第42話 方法は一つ
私は学校から帰ってきてから、お兄様にある相談をしていた。
それは、家庭科部に見学に来たプリネさんと関わりについてのことだ。
「お前の質問の答えだが、それは俺も難しいことと言わざるを得ない」
「え?」
私のどうしたら友達になれるのかという質問に、お兄様はそう返してきた。
どうやら、お兄様でもこの問題は難しいようだ。
「まず前提として、俺は身分の差による考え方の違いはある程度仕方のないものだと認識している」
「身分の差ですか……?」
「ああ、この国では大きくわけて、貴族と平民という身分が存在する。貴族が上で、平民が下。それが、この国での決まりだ」
「はい……」
お兄様の言うことは、なんとなく理解できた。
まず、平民のプリネさんにとって、貴族の私は明確に上に位置する存在と認識されている。
それによって、意識に差が生じるのは仕方ないこと。私がプリネさんと友達になりたいと思っても、向こうはそう思えない。お兄様は、そう言っているのだ。
「故に、お前が友達になりたいと思った女生徒の態度は、当然のものだといえる。上に立つ者を敬い、対等な関係を拒否する。貴族としては、むしろ好ましい類の平民だ」
「はい……」
「貴族は貴族、平民は平民。それを線引きするのが、この国での正しい在り方だ。故に、平民と友達になりたいというお前は、貴族としては間違っているということになるだろう」
お兄様の言うことは、正論だ。
平民の人達が、貴族を怒らせないようにするのは当然のことである。なぜなら、貴族を怒らせた場合、何かをされる可能性があるからだ。
身分の差というものは、それができるだけの力の差なのである。よって、プリネさんの態度は至極全うだといえる。
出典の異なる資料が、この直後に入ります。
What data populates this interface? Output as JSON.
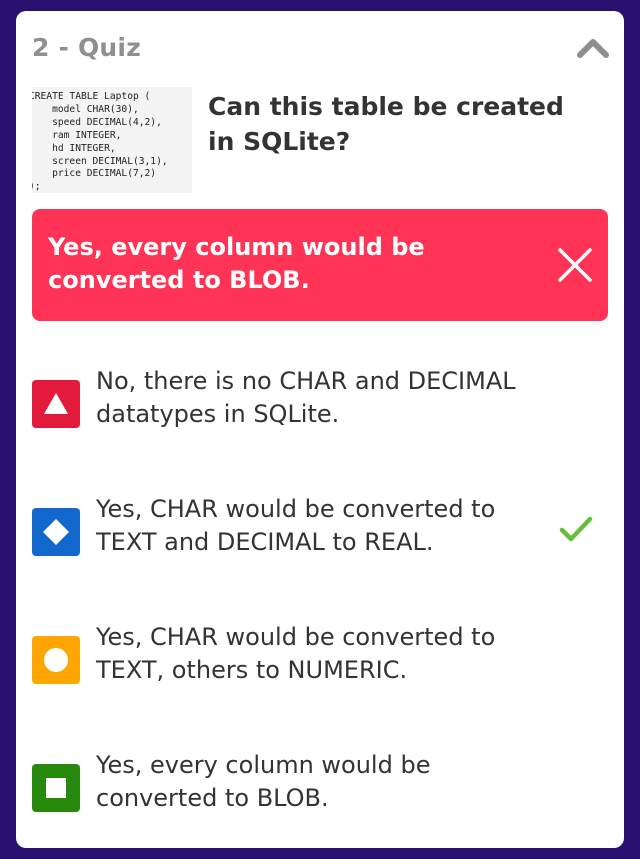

そして、私の態度は、そんな彼女を苦しめるものだ。身分が上の者から対等を要求される。それは、苦しいことだろう。
「ただ、我が学園の方針としては違う」
「え?」
「俺は学園を建てるにあたって、そのような弊害は取り払うことにした。貴族であろうと、平民であろうと学園に入れる。そして、平民が貴族よりも優れているというなら、真っ当に評価する。それが、我がフォルシアス学園の鉄則だ」
そこで、お兄様の話の流れが変わった。
ここからが、お兄様の本心であるようだ。
「故に、身分を越えたいというお前の考えも理解できる。身分を見ず、相手の内面を見て評価するのは、我が学園の方針に沿っているだろう」
「お兄様……」
お兄様は、私の考えも理解してくれている。
だが、プリネさんの考えも真っ当だと思ってはいる。
そのために、この問題を難しいものだと言ったのだろう。
「さて、今まで色々と言ってきたが、結局はお前が何をするべきかが、この問題の本題だ」
「はい……」
「それが何か……」
お兄様は、そこで一度言葉を区切った。
それは、何かを考えているかのように見える。
やはり、お兄様でもまだ答えは出ていないのだろうか。
「いや、はっきりと言おう。身分の差をすぐに破壊できるものなどない」
「え?」
「人間と人間の関係を変えるのは難しいことだ。故に、すぐに仲良くなることなどできないだろう」
お兄様の言葉に、私は驚いてしまう。
結局、方法などないとお兄様は言いたかったのだろうか。
いや、そうではない。私はすぐに考え方を切り替える。
「ふ、気づいたようだな」
「はい。お兄様は、すぐに仲良くなる方法はないと言いました。だから、時間をかければいいということですね?」
「ああ、その通りだ。この問題に、近道などありはしない。何度も話して、距離を近づける。それ以外に方法はない」
お兄様が言いたかったことは、そういうことだったのだ。
私の努力が、プリネさんとの距離を近づけられる一番の近道なのである。
「かつてお前は、そこにいる引きこもりの心を開いてみせたのだ。故に、心配はいらん。そいつ以上のものなど、中々ないだろうからな」
「お、お兄様に言われたくはありませんね……」
「ほう……?」
「ふぎぃ!」
そこで、お兄様はレティのことを言ってきた。
そういえば、ここに来たばかりの時は、レティやお兄様とも打ち明けていた訳ではなかった。
あの時の気持ちで、プリネさんにも接すればいいのだ。
こうして、私は新たにやる気を出すのだった。